Another challenge in seeking ‘inclusive’ laws is that we must also cautiously negotiate the terms of inclusion in appropriate contexts. For instance, the Surrogacy Bill is criticized by feminist and public health groups for limiting the scope of women who can serve as surrogates on basis of a ‘close relation’ to the intending couple, as contributing to vulnerability and harm against women in patriarchal and exploitative families.
Women who perform the labour of surrogacy and feminist groups have also challenged the prohibition of commercial surrogacy under the present Bill and demand adequate compensation, in recognition of limited economic opportunities available for women from socially and economically marginalized backgrounds who largely engage in surrogacy.

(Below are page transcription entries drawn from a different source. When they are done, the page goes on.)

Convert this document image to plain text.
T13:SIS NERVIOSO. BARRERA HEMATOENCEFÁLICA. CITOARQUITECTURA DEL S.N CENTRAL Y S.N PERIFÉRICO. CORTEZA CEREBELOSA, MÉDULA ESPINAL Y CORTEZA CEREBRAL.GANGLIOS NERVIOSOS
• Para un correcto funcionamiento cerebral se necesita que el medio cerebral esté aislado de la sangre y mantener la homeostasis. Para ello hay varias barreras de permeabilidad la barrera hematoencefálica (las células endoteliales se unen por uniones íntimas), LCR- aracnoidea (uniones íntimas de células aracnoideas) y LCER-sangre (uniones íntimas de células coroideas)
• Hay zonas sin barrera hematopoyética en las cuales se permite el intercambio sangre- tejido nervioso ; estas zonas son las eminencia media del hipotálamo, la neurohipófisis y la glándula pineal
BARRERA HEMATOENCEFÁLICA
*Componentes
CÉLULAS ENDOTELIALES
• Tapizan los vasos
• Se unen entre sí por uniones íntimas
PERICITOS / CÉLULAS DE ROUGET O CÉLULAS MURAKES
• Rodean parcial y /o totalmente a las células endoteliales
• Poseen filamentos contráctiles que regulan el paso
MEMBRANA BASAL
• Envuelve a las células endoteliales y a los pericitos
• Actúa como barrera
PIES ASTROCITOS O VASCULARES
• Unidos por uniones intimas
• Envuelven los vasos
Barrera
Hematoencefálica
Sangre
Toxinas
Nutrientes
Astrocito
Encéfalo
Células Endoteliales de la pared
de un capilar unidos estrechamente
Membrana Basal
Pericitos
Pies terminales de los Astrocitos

Therefore, as a constituency seeking inclusion under the proposed laws, the queer community must challenge the criminalization of commercial surrogacy and support demands of women in surrogacy who seek adequate safeguards to protect health and security under a regulatory model to secure their social and economic rights in law, to mitigate harm against other marginalized communities and ensure an equitable contractual relationship for all concerned parties.
Firstly, as community members, activists and lawyers, we must reassess the priority of ‘marriage equality’, and re-focus our resources and activism based on the lived realities of the most vulnerable in the community for basic rights to food security, affordable healthcare, adequate housing and related law and policy issues.
We must centre issues of social and economic justice in queer activism in India as they are indispensable for the transformation of our communities, beyond seeking only ‘marriage equality’.
We are tasked with the responsibility to seek enforcement of the fundamental right to reservation in public education and employment for the transgender community, challenging the criminalization of queer lives under anti-begging and anti-sex work laws, universalization of social security and making healthcare systems responsive to general as well as sexual and reproductive health rights of queer and intersex persons, among others.